Chansons de la roulotte/Le duel Orléans-Turin
Orléans-Turin [1]
Le princ’ prétendait un’ chose.
Le comt’ disait : « C’est pas vrai !…
— C’est toujours vrai quand j’ cause !…
Que dit l’princ’. — Non !… que l’comt’ fait. »
Ils auraient pu l’ jouer à la raquette,
Au tric-trac, au bouchon, au tonneau.
Ils avaient l’jaquet,
L’écarté, l’piquet,
Le loto,
Le bonn’teau,
La crapette.
’Préfèrèr’nt l’épée… On est libre.
Donc : l’épée ; un point, et en sec.
Avant le signal d’usage,
Le rusé comt’ de Turin
Prit un premier avantage.
Arrivé sur le terrain,
Il ôta sa chemise en toil’ fine,
En mit une autre qu’il apportait.
C’est un’ bagatelle,
Sans doute, mais celle
Qu’il ôtait,
Dame ! était
Transalpine !
Comm’ le temps était à l’orage,
Le princ’ fut très incommodé.
Puis, autre petit’ rouerie,
Au prince il dit : « Monseigneur,
Des soldats de ma patrie
Vous niâtes la valeur.
Cette affaire est la leur, non la mienne.

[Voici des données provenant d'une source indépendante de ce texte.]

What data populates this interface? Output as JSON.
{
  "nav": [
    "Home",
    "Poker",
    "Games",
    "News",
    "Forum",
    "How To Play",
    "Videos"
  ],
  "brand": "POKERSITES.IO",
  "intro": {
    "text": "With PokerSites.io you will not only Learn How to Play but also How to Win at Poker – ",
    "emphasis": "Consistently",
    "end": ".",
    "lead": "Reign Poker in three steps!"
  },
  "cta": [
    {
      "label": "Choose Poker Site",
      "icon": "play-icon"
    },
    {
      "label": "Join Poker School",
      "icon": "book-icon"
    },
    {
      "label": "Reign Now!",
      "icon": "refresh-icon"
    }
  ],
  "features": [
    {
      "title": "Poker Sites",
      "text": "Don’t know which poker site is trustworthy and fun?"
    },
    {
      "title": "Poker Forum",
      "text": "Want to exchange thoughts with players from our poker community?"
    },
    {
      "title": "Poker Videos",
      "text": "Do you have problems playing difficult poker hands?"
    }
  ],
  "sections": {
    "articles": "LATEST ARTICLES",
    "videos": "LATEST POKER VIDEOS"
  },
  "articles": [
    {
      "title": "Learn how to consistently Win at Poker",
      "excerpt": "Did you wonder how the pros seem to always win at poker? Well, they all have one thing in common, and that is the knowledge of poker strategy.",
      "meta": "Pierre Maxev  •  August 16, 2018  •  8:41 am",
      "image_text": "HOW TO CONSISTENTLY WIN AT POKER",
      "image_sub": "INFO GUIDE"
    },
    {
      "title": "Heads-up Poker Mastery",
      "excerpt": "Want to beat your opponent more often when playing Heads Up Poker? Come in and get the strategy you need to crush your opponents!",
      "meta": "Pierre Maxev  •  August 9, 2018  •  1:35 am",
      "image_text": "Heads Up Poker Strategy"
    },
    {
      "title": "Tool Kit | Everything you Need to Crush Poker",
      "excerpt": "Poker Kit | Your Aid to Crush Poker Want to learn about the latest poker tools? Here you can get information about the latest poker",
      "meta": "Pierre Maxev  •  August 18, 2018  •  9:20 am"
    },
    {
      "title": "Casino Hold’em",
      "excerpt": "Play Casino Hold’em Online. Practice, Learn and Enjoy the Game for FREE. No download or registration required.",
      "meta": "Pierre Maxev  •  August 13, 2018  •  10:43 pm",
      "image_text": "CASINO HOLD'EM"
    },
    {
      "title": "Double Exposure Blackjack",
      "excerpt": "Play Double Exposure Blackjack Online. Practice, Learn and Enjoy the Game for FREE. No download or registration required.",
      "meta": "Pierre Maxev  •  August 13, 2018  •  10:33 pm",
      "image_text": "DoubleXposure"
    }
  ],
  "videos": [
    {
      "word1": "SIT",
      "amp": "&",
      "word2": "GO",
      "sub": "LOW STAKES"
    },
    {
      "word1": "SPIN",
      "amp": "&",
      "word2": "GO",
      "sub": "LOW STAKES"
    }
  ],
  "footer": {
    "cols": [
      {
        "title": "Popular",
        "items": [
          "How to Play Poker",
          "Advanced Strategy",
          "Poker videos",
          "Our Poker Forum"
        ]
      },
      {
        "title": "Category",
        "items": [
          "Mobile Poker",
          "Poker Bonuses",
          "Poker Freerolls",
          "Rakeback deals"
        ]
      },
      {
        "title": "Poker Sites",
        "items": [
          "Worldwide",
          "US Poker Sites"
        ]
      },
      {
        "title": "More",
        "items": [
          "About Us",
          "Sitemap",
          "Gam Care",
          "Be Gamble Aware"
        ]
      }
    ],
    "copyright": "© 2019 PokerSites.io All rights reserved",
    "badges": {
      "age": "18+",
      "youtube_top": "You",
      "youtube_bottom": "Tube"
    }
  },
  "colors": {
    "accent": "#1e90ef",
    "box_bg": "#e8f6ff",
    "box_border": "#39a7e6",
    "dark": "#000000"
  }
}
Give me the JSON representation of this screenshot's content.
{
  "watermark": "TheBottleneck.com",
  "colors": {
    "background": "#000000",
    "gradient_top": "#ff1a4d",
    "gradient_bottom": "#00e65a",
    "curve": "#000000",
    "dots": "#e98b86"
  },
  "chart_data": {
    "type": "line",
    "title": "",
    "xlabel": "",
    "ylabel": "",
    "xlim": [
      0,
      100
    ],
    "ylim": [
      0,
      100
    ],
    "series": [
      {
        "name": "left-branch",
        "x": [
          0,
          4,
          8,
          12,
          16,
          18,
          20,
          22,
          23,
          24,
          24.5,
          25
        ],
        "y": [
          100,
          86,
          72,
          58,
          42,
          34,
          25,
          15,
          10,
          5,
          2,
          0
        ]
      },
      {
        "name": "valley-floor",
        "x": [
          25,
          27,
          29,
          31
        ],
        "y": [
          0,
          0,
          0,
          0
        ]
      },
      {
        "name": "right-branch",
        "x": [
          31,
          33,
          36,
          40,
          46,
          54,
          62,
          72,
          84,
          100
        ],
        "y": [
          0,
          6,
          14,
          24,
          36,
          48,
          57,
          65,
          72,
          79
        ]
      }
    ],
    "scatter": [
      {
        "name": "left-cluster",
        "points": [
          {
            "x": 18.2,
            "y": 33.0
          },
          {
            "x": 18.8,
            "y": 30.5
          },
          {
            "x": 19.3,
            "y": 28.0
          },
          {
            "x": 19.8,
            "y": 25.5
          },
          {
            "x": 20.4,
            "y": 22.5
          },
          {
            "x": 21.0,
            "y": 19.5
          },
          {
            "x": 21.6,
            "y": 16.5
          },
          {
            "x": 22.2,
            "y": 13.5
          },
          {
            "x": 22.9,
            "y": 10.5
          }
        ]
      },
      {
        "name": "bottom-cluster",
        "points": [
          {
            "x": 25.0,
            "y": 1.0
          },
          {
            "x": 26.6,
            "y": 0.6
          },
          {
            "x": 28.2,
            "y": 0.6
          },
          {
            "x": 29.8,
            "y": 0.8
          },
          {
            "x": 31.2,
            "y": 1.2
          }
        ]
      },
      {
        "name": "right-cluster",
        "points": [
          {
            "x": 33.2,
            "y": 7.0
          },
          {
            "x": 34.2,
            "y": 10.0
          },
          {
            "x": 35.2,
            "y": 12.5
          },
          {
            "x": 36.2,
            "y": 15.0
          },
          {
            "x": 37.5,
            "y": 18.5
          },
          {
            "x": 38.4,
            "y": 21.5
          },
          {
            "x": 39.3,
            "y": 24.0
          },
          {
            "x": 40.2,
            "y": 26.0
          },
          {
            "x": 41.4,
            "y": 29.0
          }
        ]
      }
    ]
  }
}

Dès lors, votre Altesse est informée
Que, dans ce tournoi,
Je ne suis pas moi,
Mais l’armée
Dénommée
Italienne ! »
Alors, naturell’ment le prince
Se dit : « Chouett’ ! pas besoin d’me fouler ! »
En outre, une déconv’nue
Énerva l’princ’ d’Orléans.
La press’ s’était abstenue ;
Les fauteuils restaient béants.
C’pauvre Henri ronchonnait, l’épée molle
« Certe, il est trop matin pour Sarcey.
Mais, nom d’un navet !
Si j’n’ai ni Charvay,
Ni Valoys,
Ni Docquois,
Ni Chincholle,
Qu’est-c’ qui décrira mon costume ?
’Va falloir que j’ paie mon tailleur ! »
Enfin, dès la premier’ botte,
L’épée d’Orléans faussa
Un bouton de la culotte
De Turin qui, voyant ça,
S’mit à faire un pétard de tonnerre,
Et dit, en s’fendant à tour de bras :
« Diavolo ! c’bouton
Était en laiton !…
Or, là-bas,
Nous n’somm’s pas
Millionnaires !
J’comptais fair’ des économies
En l’passant sur un omnibus… »
Vlan ! Le princ’ mord la poussière.
Les deux docteurs, consultés,
Disent : « C’est son heur’ dernière.
Mais ça n’fait rien… Écoutez :
… Si l’trait’ment que nous allons prescrire
Pass’ dans les journaux, il ira mieux. »
Quelques heur’s après,
Du Gange aux Aubrays,
Tous les yeux
Larmoyeux
Pouvaient lire :
Une tasse de camomille,
Un d’mi-verr’ d’eau de Rubinat.
Pendant c’temps là, l’Italie
Célébraillait le vainqueur,
Et, joyeuse à la folie,
Se complimentait en chœur ;
Et criait à l’Europe : « Es-tu sourde ?
Quand j’te dis qu’le vaincu, le battu,
La nation dotée
De la tripotée,
Le battu,
Comprends-tu,
’Spèc’ de gourde ?
C’est pas nous, c’est pas l’Italie !
Hein ? dis, crois-tu qu’c’est épatant ! »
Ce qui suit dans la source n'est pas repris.